One file to edit, everything else locked. The coding agent only touches agent/agent.py. The benchmark runner, gate logic, and recording infrastructure are immutable from the agent’s perspective. This separation gives the loop a stable contract: change the agent, measure the change, gate the change.

The regression suite is a memory of every fix. Each committed improvement promotes newly-fixed tasks into suite.json. Future changes must keep passing them — or get rejected. The suite grows tighter over time, functioning as a living proxy validation set.

Learnings survive session boundaries. After every iteration, the agent writes to workspace/learnings.md: what it tried, what the failure pattern was, what worked. Reading this at session start restores full context without re-running diagnostics.

High rejection rate is the goal. The gate’s job is to catch changes that overfit or regress.
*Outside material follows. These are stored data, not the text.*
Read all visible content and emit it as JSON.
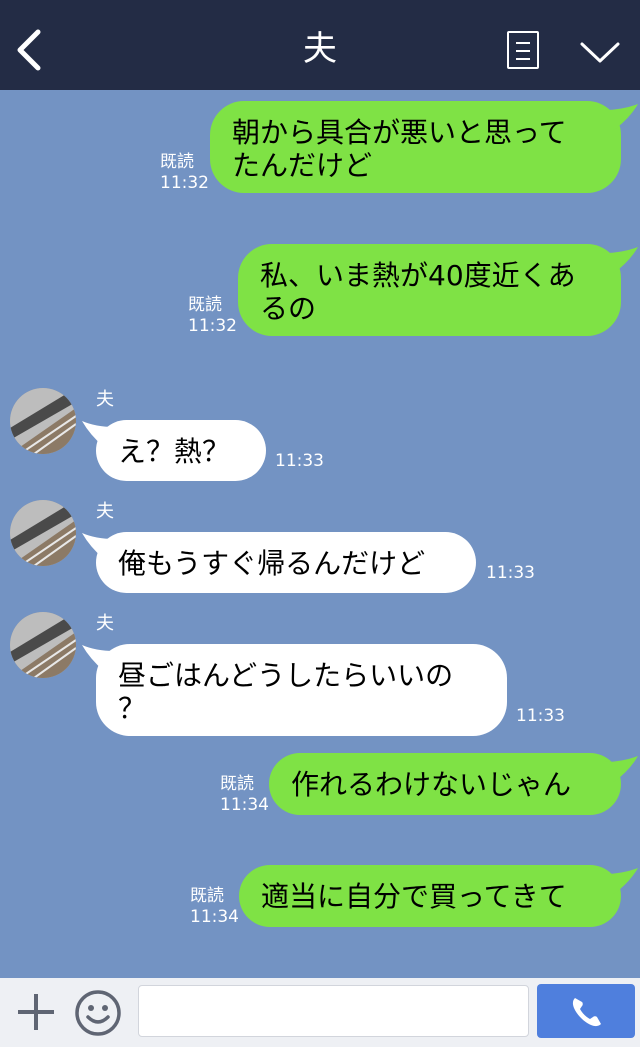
{
  "header": {
    "title": "夫",
    "back_icon": "chevron-left-icon",
    "memo_icon": "note-icon",
    "collapse_icon": "chevron-down-icon"
  },
  "colors": {
    "header_bg": "#232c45",
    "chat_bg": "#7393c3",
    "outgoing_bubble": "#7fe245",
    "incoming_bubble": "#ffffff",
    "call_button": "#4f7fdd"
  },
  "messages": [
    {
      "direction": "out",
      "text_line1": "朝から具合が悪いと思って",
      "text_line2": "たんだけど",
      "read": "既読",
      "time": "11:32"
    },
    {
      "direction": "out",
      "text_line1": "私、いま熱が40度近くあ",
      "text_line2": "るの",
      "read": "既読",
      "time": "11:32"
    },
    {
      "direction": "in",
      "sender": "夫",
      "text_line1": "え？熱？",
      "time": "11:33"
    },
    {
      "direction": "in",
      "sender": "夫",
      "text_line1": "俺もうすぐ帰るんだけど",
      "time": "11:33"
    },
    {
      "direction": "in",
      "sender": "夫",
      "text_line1": "昼ごはんどうしたらいいの",
      "text_line2": "？",
      "time": "11:33"
    },
    {
      "direction": "out",
      "text_line1": "作れるわけないじゃん",
      "read": "既読",
      "time": "11:34"
    },
    {
      "direction": "out",
      "text_line1": "適当に自分で買ってきて",
      "read": "既読",
      "time": "11:34"
    }
  ],
  "footer": {
    "plus_icon": "plus-icon",
    "emoji_icon": "smiley-icon",
    "input_value": "",
    "call_icon": "phone-icon"
  }
}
If the acceptance rate is high, the gate is too loose. In this experiment, 85% of changes were rejected — and every accepted commit was a real, generalizing improvement.

Benchmark-agnostic architecture. While the reference implementation uses tau2, the loop, gate, and recording layer are entirely decoupled. Subclass BenchmarkRunner, return {task_id: reward}, and the rest works unchanged.

Agent improvement is a search problem with many rejected paths. SigmaLoop provides the infrastructure — the loop, the gate, and the memory — so the agent can navigate that space autonomously.